Flaky test: TestRunIntegrationTestsWithFeatureFlag in integration_k8s test suite
The integration_k8s
is recently frequently failing randomly on the TestRunIntegrationTestsWithFeatureFlag
test. The example can be found at https://gitlab.com/gitlab-org/gitlab-runner/-/jobs/1833454016#L850 with the specific failure at https://gitlab.com/gitlab-org/gitlab-runner/-/jobs/1833454016#L1410.
From what I've seen, the failure is each time the same:
--- FAIL: TestRunIntegrationTestsWithFeatureFlag/testKubernetesGarbageCollection_FF_USE_LEGACY_KUBERNETES_EXECUTION_STRATEGY_false/pod_deletion_during_prepare_stage_in_custom_namespace (0.00s)
kubernetes_integration_test.go:724:
Error Trace: kubernetes_integration_test.go:724
kubernetes_integration_test.go:767
Error: Received unexpected error:
The POST operation against Namespace could not be completed at this time, please try again.

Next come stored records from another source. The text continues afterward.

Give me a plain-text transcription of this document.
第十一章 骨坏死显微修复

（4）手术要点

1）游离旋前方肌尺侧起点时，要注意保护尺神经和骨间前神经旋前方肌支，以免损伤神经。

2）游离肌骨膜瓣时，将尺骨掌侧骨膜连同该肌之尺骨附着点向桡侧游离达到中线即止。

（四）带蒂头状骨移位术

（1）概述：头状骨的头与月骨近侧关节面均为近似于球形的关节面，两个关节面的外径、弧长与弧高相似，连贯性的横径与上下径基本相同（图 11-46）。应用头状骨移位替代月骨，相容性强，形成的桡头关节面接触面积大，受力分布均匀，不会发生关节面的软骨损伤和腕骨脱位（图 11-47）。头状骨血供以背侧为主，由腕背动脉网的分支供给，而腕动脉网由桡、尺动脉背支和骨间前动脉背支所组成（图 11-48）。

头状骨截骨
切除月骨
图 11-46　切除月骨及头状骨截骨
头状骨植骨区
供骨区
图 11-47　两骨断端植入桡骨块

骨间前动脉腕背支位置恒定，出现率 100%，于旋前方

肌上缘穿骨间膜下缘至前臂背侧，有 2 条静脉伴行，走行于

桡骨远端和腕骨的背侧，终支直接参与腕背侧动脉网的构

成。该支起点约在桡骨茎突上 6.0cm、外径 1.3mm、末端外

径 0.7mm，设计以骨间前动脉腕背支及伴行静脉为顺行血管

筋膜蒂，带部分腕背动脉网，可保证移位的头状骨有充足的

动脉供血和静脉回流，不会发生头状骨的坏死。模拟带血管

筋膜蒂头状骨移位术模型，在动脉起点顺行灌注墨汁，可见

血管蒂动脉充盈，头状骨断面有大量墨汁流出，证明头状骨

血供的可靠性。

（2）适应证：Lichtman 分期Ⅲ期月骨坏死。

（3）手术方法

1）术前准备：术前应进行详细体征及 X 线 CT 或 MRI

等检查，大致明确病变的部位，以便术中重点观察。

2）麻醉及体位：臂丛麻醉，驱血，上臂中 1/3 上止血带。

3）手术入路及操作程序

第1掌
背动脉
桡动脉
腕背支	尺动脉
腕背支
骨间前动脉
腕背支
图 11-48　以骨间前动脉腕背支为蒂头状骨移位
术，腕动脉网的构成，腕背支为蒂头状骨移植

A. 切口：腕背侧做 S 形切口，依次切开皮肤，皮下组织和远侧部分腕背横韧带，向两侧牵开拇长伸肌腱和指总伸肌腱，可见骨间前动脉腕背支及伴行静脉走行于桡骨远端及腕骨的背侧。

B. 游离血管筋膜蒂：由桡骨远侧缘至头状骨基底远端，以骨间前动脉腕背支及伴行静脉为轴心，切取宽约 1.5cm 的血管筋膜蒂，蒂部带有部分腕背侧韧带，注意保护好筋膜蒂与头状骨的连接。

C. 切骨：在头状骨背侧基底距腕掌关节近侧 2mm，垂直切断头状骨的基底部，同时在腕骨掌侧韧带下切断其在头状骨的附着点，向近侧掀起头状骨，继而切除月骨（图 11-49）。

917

Test: TestRunIntegrationTestsWithFeatureFlag/testKubernetesGarbageCollection_FF_USE_LEGACY_KUBERNETES_EXECUTION_STRATEGY_false/pod_deletion_during_prepare_stage_in_custom_namespace
From what I see the timeout here is defined by a context and it's set for 1 minute. So for some reason the namespace creation operation is sometimes taking more than a minute in the test environment. Which randomly fails the test -> job -> pipeline.
As a short-term workaround we will add an automatic retry to the integration_k8s
test suite. But as it adds potentially up to 30 minutes more to the pipeline execution time, we should find out what is causing the randomized failures here and fix the problem properly.